Si miro mi entorno, me reconozco sin duda como una mujer con privilegios, en mis espacios más íntimos e inmediatos nunca me siento en riesgo. Pero sé de muchísimas mujeres, cercanas y lejanas, amigas, consultantes, conocidas, que viven cotidianamente con la amenaza de la violencia de los hombres en su cotidianidad, que sienten todos los días la posibilidad de ser lastimadas y temen por su integridad y a veces la de sus hijas e hijos.
Aún con mis privilegios y mis ambientes más o menos seguros, reconozco el miedo hacia la violencia de los hombres como algo instalado en mi cuerpo, me es conocido y frecuente; ha sido parte de mí desde la adolescencia. Está presente, claro y contundente cada vez que salgo a la calle, crece cuando es de noche, pero aún de día está ahí, siempre. Lo hablamos en grupo y tocamos la indignación, la rabia, el asco y también la convicción de que queremos quitar esto de nuestros cuerpos y de nuestras vidas.
Quiero quitarme la sensación, cada vez que estoy en la calle, de que en cualquier momento un coche con hombres puede detenerse a mi lado y subirme a la fuerza, la inquietud de que alguien toque mi cuerpo sin permiso, quitarme el temblor que se produce en mí cuando pienso en mi hija adolescente sin libertad de transitar sola por los espacios públicos, me preocupa seriamente mirar su proceso de crecimiento obstaculizado por el peligro real en cada esquina de esta ciudad, quiero quitarme la desesperanza que se activa cada vez que escucho un comentario misógino que más de uno celebra con risa, quitarme las ideas de la cabeza de mis amigas siendo violentadas o acosadas, de otras mujeres cercanas en peligro de ser ultrajadas, En fin, quitarme esta compleja emoción de vivir con miedo.

Por supuesto, este tema con muchísima frecuencia es parte de los procesos terapéuticos de las mujeres. Terapeutas y consultantes coincidimos en esta vivencia. El espacio del consultorio nos permite reconocernos vibrando en la misma frecuencia ante el tema. Movernos del miedo solas al miedo acompañadas es un paso crucial. En el consultorio una a una y mejor todavía en grupos de trabajo, de reflexión, en colectivos de mujeres donde hablemos de nuestros miedos, de la forma de enfrentarlos, de las alternativas para quitarles protagonismo. Ahí es donde veo una alternativa real y poderosa. Para mí, es justamente compartiendo en grupo con otras mujeres cuando en mi cuerpo siento la fuerza que me da esperanza de crear algo distinto.

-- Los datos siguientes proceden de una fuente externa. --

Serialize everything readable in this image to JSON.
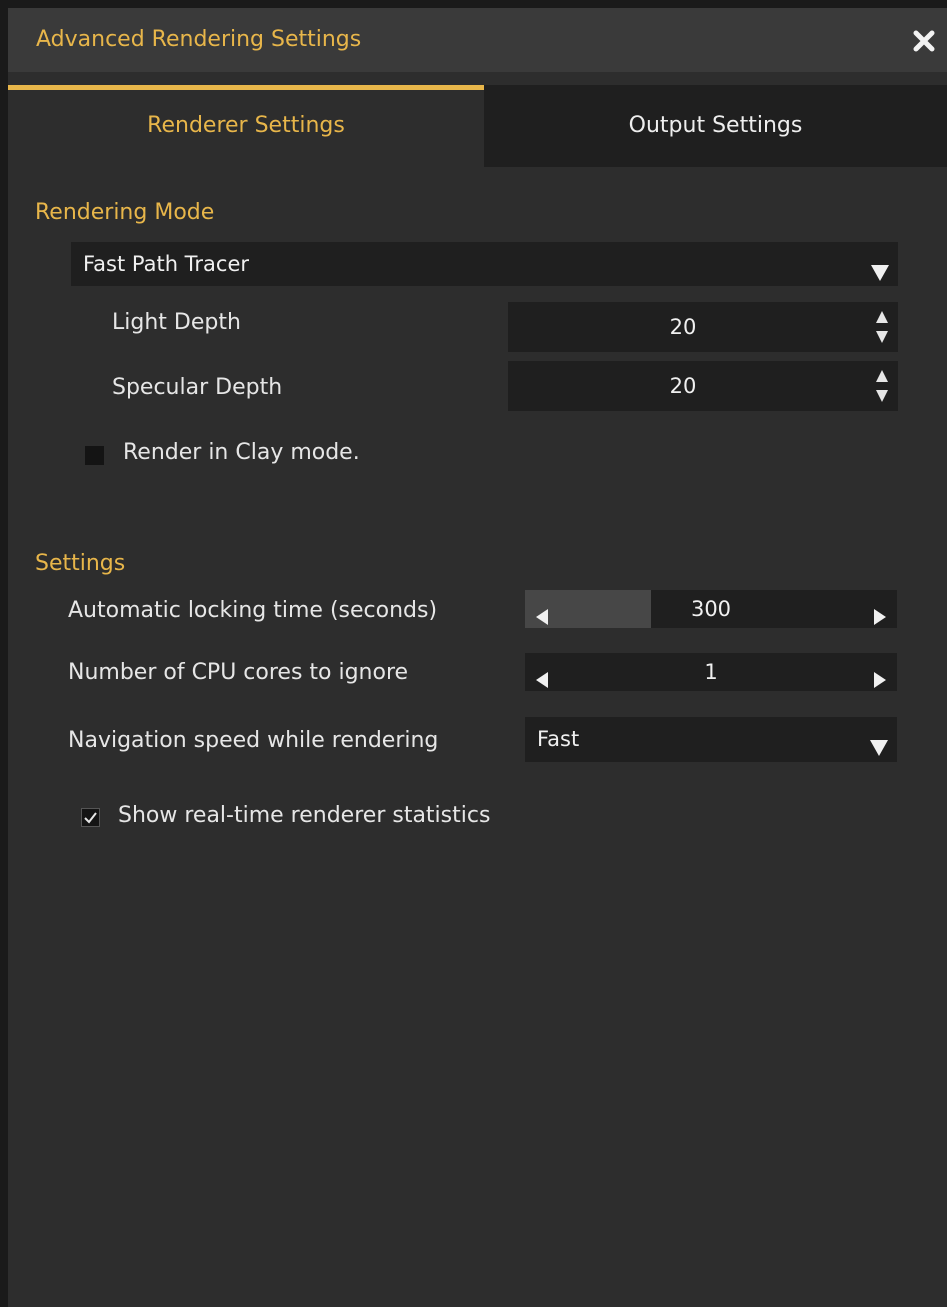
{
  "window": {
    "title": "Advanced Rendering Settings"
  },
  "icons": {
    "close": "close-icon",
    "dropdown_arrow": "triangle-down-icon",
    "spin_arrows": "up-down-arrows-icon",
    "slider_left": "triangle-left-icon",
    "slider_right": "triangle-right-icon",
    "check": "checkmark-icon"
  },
  "tabs": [
    {
      "label": "Renderer Settings",
      "active": true
    },
    {
      "label": "Output Settings",
      "active": false
    }
  ],
  "rendering_mode": {
    "title": "Rendering Mode",
    "mode_value": "Fast Path Tracer",
    "light_depth": {
      "label": "Light Depth",
      "value": "20"
    },
    "specular_depth": {
      "label": "Specular Depth",
      "value": "20"
    },
    "clay_mode": {
      "label": "Render in Clay mode.",
      "checked": false
    }
  },
  "settings": {
    "title": "Settings",
    "locking_time": {
      "label": "Automatic locking time (seconds)",
      "value": "300",
      "fill_fraction": 0.34
    },
    "cpu_cores": {
      "label": "Number of CPU cores to ignore",
      "value": "1"
    },
    "nav_speed": {
      "label": "Navigation speed while rendering",
      "value": "Fast"
    },
    "show_stats": {
      "label": "Show real-time renderer statistics",
      "checked": true
    }
  },
  "colors": {
    "accent": "#e8b64a",
    "background": "#2d2d2d",
    "field": "#1f1f1f",
    "titlebar": "#3a3a3a"
  }
}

También he visto en el consultorio que reconocer la rabia y el enojo nos empodera. Mientras el miedo aísla y disminuye, el enojo nos hace tocar la fuerza, nos pone en contacto con nuestro poder.
Creo entonces, que una forma de trabajar esto entre mujeres es, por un lado, creando redes de apoyo reales y sólidas, y por otro, reconociendo la gama de emociones que la violencia nos despierta. Está sin duda el miedo, pero también el enojo, la rabia, la tristeza quizá, la indignación. Pararnos frente a la situación con toda nuestra gama de emociones y sintiéndonos hombro con hombro con otras mujeres nos ayudará a sentirnos con más recursos y posibilidades que si nos miramos solas frente al monstruo y sintiendo el miedo como emoción única y avasalladora.
Lo que pasa hoy a nivel social con el movimiento feminista, la rebeldía, la rabia y la exigencia de condiciones diferentes, es una muestra de la inclusión del enojo y la fuerza ante el contacto cotidiano con la violencia y esto también puede ser esperanzador y motivante para las mujeres en distintos contextos.